Logic in the Process Ontology


Vladimir I. Shalack


The aim of the work is to study the language tools that can be used for reasoning about procedural ontology. The procedural ontology differs from the substantive one by the greater structuring of the elementary "bricks" from which it is built. The consequence of this is the need to use languages with richer expressive capabilities to describe it. The paper deals with languages with unary and binary modalities. Individual processes can be analyzed from two points of view-statics and dynamics. In the first case, we are interested in statements whose truth depends only on the internal structure of the current process. The ratio of the division of processes allows us to determine on its parts a transitive, dense linear order without the first and last elements, which can be understood as the local time order of this process.

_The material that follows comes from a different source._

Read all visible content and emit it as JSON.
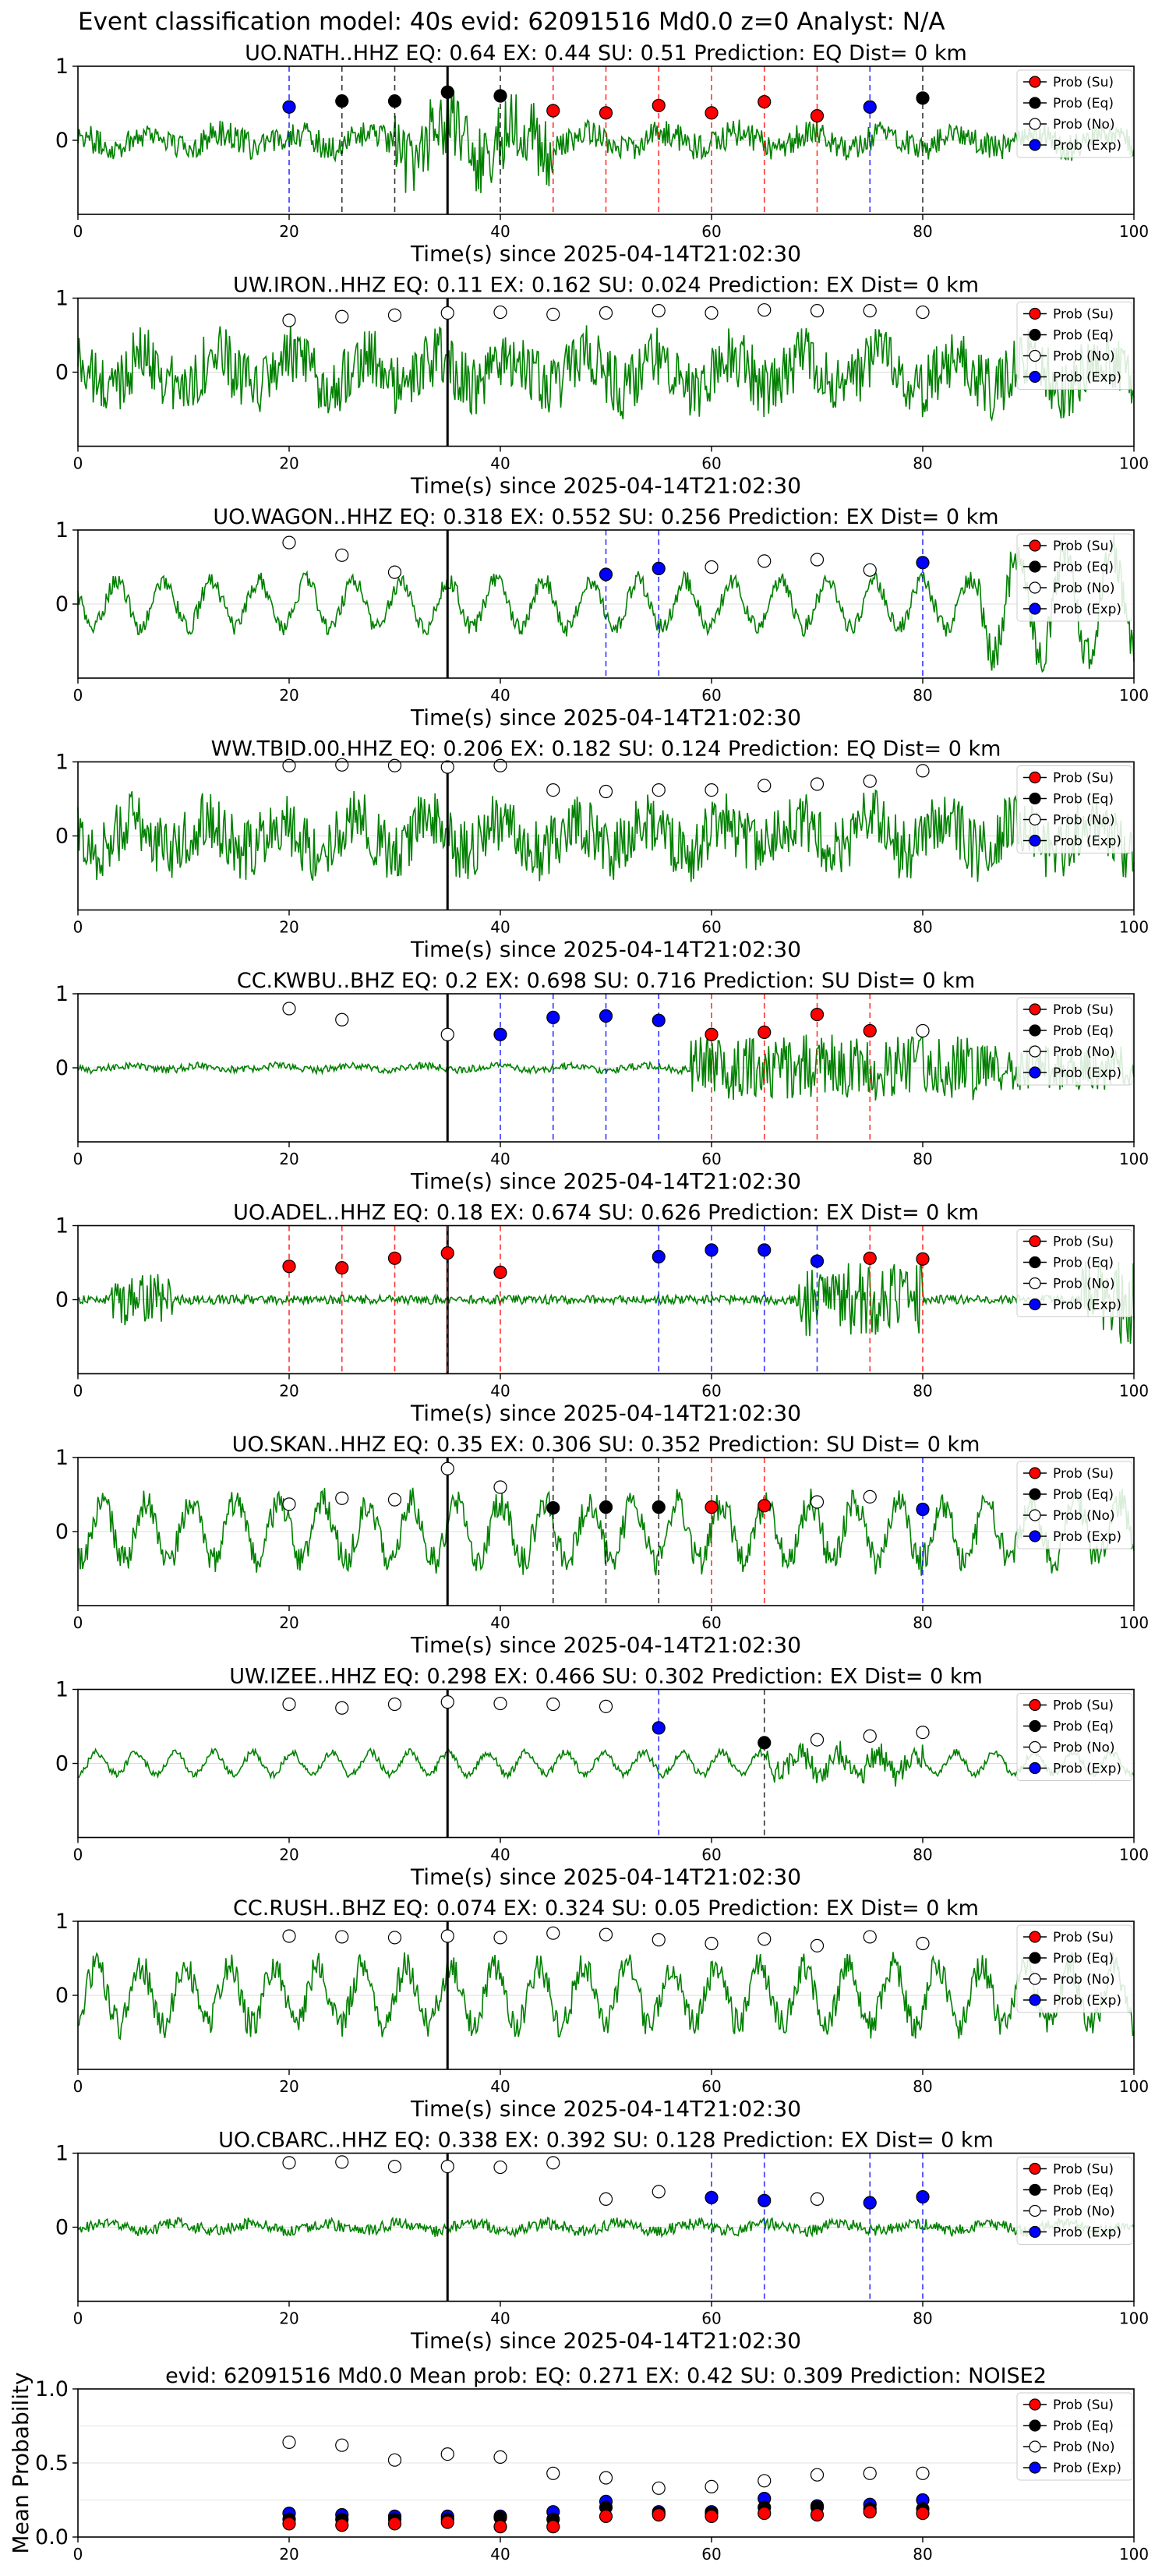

This, in turn, allows us to talk about the beginning of processes, their flow and end. It becomes possible to define the concepts of process state and process as events. The inclusion of a binary modality such as a noncommutative conjunction in the language allows us to define an analog of a causal-like conditional relationship between parts of the process. The dynamics of processes implies their continuation beyond the current process. This can occur either due to implicit causal relationships, when the current process contains the reason for its future continuation, or as a result of the actions of active agents who themselves form this continuation. To represent the dynamics of processes as a consequence of the actions of active agents, a simplified version of the dynamic logic language is used. We also showed how you can take into account the goals that active agents set for themselves when performing certain actions.